Furthermore, our study demonstrated a statistically significant improvement in patient-reported quality of life, as measured by the PFIQ-7, in the LLS group. This suggests that the benefits of LLS extend beyond anatomical correction to a more tangible impact on patients’ daily lives and social activities, a finding that aligns with previous reports on patient satisfaction following LLS.9
In terms of safety, our results indicate that LLS is associated with a significantly lower rate of minor postoperative complications. This finding is clinically relevant and likely reflects the less invasive nature of LLS, which avoids the deep pelvic dissection required for sacral promontory exposure in LSC. The higher incidence of minor complications in LSC is a known phenomenon, consistent with previous comparative studies and systematic reviews.10, 11
The strengths of our study include its relatively large sample size compared to much of the published literature and its medium-term follow-up duration of two years.
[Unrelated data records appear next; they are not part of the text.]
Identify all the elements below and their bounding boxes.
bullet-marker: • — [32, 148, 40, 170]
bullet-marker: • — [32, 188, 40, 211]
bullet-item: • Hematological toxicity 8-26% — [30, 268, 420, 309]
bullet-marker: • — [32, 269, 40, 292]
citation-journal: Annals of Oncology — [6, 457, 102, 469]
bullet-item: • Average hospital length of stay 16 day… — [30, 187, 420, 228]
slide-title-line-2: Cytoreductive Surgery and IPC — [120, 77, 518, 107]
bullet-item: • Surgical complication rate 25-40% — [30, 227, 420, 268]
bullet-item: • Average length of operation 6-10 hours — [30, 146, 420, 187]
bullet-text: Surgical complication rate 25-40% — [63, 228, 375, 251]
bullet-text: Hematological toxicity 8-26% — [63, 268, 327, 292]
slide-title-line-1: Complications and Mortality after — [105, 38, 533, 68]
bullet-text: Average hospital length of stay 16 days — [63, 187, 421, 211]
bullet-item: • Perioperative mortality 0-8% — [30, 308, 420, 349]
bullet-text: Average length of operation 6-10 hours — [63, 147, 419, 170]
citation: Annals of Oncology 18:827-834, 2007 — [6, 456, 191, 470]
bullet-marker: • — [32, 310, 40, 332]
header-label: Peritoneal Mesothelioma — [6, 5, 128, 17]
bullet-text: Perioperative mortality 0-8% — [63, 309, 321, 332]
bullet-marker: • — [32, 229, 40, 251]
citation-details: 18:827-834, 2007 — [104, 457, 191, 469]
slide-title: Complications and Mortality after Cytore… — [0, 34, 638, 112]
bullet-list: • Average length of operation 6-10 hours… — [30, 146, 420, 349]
The comprehensive assessment, incorporating anatomical, functional, and safety outcomes, enhances the clinical applicability of our findings.
Study Limitations
Nevertheless, we acknowledge several limitations. The retrospective design introduces a potential for selection bias and information bias, although we attempted to mitigate this by ensuring baseline characteristics were well-matched between the groups. The lack of randomization is an inherent limitation.
CONCLUSION
In conclusion, this study demonstrates that LLS achieves two-year anatomical success rates comparable to the gold-standard LSC for the treatment of apical pelvic organ prolapse. However, LLS offers significant advantages in the correction of anterior compartment prolapse and results in superior patient-reported quality of life. Coupled with a significantly lower risk of minor postoperative complications, these findings position LLS as a safe, effective, and valuable surgical option that should be considered in the armamentarium for pelvic reconstructive surgery.